この他にも、以下のような条件を満たす荷物にも特別取扱料金が発生します。

  1. 重量が一定の条件を超える場合:
    たとえば、FedExでは実際の重量が31kgを超える場合、DHLでは実際の重量や容積重量にかかわらず70.0kgを超える場合、UPSでは平均重量が32kgを超える場合です。
  2. 危険物に該当する場合:
    たとえば、エアゾール、香水、リチウム電池を含む荷物が危険物に該当します。

EC事業者としては、商品がこれらの条件に該当するかどうかを確認する必要があります。また、複数の商品を一度に発送する場合は、荷物の寸法や重量、梱包に注意して特別取扱料金を避けるように準備する必要があります。特別取扱料金が発生した場合、それに気づくことも大切です。

さらに、追加のオプションサービス(配達署名など)が必要な場合も、それぞれに追加料金が発生することがあります。

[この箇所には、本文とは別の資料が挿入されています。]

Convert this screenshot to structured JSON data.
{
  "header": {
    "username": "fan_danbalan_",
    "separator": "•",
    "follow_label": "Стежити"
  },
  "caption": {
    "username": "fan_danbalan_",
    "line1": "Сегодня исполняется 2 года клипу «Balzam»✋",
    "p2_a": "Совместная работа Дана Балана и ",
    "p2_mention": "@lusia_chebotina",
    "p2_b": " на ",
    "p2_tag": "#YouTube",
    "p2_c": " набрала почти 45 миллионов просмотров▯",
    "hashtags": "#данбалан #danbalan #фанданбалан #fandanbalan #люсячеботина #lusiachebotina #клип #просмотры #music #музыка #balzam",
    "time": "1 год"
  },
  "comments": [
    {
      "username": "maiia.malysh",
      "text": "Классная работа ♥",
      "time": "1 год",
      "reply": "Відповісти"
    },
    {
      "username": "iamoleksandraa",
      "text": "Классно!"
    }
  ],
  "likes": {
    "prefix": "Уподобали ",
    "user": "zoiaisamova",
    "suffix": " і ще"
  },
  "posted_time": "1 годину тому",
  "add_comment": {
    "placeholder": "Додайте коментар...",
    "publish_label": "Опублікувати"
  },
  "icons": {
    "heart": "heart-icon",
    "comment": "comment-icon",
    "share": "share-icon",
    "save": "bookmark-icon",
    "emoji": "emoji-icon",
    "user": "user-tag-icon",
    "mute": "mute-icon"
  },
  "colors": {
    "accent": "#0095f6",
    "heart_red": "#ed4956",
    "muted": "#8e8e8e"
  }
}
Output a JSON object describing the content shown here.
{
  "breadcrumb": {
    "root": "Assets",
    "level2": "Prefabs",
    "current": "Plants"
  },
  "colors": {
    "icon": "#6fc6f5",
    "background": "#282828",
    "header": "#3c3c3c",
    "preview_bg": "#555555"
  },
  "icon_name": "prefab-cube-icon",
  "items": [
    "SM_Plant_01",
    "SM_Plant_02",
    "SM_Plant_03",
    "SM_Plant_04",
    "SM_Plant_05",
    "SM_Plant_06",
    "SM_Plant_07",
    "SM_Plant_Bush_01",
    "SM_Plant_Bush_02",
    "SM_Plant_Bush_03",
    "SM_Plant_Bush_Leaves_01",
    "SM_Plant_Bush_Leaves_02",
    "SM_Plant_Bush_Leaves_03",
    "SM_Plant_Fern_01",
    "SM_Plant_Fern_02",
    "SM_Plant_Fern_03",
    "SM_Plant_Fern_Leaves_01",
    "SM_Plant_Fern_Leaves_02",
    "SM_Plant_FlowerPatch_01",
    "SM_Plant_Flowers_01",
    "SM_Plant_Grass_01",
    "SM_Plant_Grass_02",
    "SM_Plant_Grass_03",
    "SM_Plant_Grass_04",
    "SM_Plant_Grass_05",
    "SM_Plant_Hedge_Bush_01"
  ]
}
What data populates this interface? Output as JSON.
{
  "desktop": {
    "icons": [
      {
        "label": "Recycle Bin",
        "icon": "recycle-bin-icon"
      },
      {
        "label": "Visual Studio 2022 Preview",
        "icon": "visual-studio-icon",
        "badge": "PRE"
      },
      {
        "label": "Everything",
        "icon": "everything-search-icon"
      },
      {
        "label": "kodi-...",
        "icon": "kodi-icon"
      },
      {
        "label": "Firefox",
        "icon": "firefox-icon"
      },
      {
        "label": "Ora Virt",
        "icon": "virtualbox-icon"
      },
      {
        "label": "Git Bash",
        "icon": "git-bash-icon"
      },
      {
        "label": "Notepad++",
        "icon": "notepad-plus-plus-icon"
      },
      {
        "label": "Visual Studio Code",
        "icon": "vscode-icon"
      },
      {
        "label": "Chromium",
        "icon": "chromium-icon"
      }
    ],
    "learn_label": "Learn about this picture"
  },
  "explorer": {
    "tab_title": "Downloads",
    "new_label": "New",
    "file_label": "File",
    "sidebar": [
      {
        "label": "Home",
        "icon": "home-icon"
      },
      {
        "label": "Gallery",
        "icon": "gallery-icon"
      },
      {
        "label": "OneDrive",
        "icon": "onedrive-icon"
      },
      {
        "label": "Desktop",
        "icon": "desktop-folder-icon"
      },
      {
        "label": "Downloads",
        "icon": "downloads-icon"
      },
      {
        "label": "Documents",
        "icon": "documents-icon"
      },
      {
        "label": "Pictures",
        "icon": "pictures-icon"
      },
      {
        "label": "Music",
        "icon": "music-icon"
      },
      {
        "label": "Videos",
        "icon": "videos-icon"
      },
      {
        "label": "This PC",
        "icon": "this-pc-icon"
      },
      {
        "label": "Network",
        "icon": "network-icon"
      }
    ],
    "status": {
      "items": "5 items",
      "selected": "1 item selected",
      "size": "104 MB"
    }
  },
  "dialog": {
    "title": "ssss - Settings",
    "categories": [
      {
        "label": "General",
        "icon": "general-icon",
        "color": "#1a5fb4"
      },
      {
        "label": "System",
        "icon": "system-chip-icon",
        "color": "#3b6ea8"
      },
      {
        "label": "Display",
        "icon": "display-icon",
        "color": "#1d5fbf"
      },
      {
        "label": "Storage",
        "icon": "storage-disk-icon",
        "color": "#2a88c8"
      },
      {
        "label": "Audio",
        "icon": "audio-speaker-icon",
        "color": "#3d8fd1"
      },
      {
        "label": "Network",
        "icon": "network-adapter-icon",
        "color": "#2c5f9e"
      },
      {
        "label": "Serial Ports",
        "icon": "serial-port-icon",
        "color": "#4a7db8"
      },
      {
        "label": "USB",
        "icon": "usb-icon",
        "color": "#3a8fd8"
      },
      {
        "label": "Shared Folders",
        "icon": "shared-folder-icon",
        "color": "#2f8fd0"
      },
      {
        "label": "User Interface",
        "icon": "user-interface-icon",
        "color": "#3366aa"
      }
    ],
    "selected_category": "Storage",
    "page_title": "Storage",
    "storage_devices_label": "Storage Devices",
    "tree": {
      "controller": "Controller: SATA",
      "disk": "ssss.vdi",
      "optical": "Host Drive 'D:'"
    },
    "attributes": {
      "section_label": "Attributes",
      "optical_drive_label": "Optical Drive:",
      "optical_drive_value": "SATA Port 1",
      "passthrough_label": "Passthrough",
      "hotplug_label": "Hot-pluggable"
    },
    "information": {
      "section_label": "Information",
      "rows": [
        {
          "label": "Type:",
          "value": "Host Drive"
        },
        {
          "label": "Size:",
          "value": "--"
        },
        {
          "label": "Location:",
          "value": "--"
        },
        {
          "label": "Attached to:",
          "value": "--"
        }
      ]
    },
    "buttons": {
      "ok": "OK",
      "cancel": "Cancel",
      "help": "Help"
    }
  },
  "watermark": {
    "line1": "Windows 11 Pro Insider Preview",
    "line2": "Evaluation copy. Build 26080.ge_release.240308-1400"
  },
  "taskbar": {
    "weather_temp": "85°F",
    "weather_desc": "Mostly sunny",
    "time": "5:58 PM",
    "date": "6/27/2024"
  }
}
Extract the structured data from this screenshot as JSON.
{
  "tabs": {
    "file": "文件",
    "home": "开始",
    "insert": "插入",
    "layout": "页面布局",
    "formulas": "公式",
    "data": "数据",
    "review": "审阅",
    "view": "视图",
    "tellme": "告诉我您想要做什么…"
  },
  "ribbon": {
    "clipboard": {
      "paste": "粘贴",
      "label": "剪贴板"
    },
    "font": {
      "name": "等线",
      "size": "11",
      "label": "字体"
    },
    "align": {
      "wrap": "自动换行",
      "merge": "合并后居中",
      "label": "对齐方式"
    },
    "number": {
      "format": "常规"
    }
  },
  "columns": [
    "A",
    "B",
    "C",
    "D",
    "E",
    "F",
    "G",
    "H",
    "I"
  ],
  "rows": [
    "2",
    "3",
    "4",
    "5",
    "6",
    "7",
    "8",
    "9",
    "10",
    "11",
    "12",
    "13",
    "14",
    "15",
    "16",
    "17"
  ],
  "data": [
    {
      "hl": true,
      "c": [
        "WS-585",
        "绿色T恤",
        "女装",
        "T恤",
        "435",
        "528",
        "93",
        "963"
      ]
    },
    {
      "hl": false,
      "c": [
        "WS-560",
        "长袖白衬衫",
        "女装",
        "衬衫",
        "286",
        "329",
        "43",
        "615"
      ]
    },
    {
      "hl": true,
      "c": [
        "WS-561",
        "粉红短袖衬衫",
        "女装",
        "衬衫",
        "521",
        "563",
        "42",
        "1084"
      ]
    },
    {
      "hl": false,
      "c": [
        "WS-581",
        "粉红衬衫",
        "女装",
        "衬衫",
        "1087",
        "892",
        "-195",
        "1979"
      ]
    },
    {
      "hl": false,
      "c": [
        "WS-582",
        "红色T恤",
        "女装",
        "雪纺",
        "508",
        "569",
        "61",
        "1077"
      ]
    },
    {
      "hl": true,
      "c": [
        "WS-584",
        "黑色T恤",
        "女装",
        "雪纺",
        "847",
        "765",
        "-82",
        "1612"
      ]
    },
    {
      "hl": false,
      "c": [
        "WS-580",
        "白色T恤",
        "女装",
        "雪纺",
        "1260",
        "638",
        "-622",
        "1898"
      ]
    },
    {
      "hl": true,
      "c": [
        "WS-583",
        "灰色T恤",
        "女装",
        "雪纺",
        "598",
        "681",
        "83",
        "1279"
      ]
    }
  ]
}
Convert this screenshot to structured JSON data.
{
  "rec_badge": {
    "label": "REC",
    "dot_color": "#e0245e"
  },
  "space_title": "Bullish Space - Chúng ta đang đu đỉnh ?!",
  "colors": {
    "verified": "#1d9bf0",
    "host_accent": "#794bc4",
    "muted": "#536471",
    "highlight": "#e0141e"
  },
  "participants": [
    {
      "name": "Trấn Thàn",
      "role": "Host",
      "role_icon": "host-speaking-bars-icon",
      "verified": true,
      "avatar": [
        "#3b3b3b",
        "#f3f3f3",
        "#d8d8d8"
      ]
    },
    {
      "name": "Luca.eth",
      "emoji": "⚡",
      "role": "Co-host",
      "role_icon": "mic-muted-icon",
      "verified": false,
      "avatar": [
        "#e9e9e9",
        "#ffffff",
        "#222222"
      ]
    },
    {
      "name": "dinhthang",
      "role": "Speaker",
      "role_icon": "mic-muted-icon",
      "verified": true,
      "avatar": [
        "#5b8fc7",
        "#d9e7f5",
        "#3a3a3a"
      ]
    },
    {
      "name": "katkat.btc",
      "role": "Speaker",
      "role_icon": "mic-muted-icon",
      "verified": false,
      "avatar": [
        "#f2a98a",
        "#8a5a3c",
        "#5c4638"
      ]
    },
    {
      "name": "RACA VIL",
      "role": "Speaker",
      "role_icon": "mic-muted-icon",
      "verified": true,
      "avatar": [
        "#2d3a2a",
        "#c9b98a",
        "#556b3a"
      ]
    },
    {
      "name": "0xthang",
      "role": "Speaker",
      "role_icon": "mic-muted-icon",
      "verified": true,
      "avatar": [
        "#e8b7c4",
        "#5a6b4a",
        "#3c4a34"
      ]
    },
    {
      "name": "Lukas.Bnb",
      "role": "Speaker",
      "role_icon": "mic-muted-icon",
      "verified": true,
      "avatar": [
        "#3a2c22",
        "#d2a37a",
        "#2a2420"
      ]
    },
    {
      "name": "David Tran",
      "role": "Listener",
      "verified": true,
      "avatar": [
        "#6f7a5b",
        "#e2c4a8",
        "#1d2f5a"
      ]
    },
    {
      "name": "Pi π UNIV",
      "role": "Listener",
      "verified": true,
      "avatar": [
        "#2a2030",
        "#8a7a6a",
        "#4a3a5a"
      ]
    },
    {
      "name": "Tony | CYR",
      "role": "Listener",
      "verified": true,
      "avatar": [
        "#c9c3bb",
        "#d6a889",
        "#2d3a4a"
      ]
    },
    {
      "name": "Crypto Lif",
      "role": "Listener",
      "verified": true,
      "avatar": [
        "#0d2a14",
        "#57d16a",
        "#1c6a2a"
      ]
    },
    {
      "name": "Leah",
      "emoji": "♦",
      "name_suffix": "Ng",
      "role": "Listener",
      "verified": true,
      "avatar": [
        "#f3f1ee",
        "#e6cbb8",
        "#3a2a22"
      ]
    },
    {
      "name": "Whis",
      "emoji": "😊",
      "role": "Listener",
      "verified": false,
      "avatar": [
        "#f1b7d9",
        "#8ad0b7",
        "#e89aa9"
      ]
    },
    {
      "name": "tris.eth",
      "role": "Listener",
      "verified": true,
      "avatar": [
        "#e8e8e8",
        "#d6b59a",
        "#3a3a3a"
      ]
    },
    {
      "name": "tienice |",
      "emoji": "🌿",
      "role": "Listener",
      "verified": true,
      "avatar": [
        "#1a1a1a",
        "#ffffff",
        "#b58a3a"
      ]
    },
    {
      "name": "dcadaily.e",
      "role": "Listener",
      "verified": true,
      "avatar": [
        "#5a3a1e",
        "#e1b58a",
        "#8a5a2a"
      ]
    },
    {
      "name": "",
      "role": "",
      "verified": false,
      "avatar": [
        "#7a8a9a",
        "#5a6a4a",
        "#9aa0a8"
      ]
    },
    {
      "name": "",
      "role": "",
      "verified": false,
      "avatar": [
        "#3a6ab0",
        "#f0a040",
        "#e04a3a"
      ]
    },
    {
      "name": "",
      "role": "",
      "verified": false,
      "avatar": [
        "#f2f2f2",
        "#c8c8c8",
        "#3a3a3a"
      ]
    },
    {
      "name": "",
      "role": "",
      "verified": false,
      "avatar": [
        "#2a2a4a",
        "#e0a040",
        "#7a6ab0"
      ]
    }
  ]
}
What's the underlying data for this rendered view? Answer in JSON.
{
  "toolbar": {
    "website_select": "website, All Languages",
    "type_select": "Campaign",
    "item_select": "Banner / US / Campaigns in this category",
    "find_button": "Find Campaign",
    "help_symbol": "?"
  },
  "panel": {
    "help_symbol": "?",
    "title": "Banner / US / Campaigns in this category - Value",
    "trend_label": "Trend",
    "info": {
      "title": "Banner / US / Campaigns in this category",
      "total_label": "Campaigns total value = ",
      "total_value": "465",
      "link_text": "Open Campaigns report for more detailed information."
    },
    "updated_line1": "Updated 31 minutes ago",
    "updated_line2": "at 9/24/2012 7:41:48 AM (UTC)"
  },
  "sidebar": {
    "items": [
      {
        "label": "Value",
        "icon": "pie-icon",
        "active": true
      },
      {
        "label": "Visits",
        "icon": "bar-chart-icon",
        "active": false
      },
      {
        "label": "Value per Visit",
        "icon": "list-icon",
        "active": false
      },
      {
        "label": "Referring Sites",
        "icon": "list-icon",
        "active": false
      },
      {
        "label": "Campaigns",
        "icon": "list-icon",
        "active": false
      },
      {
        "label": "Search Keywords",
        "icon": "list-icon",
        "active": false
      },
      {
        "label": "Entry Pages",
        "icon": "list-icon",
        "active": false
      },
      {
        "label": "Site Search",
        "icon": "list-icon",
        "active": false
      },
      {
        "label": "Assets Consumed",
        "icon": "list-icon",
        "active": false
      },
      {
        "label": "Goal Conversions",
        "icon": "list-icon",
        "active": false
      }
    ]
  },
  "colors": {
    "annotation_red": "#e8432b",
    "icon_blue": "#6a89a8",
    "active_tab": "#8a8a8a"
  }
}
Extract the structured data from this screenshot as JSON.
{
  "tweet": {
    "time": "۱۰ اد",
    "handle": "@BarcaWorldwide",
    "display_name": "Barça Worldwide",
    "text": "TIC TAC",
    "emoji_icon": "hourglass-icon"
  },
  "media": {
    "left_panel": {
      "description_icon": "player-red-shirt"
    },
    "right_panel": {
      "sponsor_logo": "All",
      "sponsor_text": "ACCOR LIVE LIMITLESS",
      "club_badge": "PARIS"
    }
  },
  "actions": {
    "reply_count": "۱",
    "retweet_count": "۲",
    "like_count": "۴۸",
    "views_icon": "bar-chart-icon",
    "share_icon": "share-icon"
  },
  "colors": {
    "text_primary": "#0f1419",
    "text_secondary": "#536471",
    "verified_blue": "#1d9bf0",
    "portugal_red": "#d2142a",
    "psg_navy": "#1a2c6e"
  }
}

各運送会社の詳細なサーチャージについては、以下のリンクよりご覧ください。

FedExサーチャージの詳細:

【2023年版】FedEx国際輸送のサーチャージ(割増金)とは?燃料割増金、特別取扱料金などを解説!
「燃料割増金とは何?」「FedExの送料を全く分からない?」などFedExの国際輸送にかかる運送料金についてまだよく理解できていない方向けにFedExの「輸送料金の計算」から「各サーチャージ(割増金)」まで詳しくまとめましたので、海外向けに発送しているEC事業者がぜひチェックしてください。

DHLサーチャージの詳細:

【2023年版】DHL エクスプレスの輸送料金の計算方法:オプショナルサービス、サーチャージ、通関サービスの料金一覧
DHL Expressで荷物を発送するには、知らないと損をする、「送料」のことを説明していきます。本記事では、輸送料金の計算、DHLのオプショナルサービス、サーチャージ、通関サービスに発生する追加料金についてをまとめましたので、ぜひご確認ください。

UPSサーチャージの詳細:

UPS海外発送のサーチャージ:デマンドサーチャージ、フューエル・サーチャージなど割増金とは?計算方法を解説!
UPSで海外発送をされている場合、まず、知っておきたいのは、UPSの運賃に含めている追加料金です。デマンドサーチャージ、フューエル・サーチャージなどの割増金から、住所変更の場合などの手数料まで、場合によって異なりますので、越境ECの注文を発送する前にEC事業者として理解しておきましょう。

これらの要因を理解することで、越境EC事業者はより効果的な配送戦略を立て、コストを削減できると幸いです。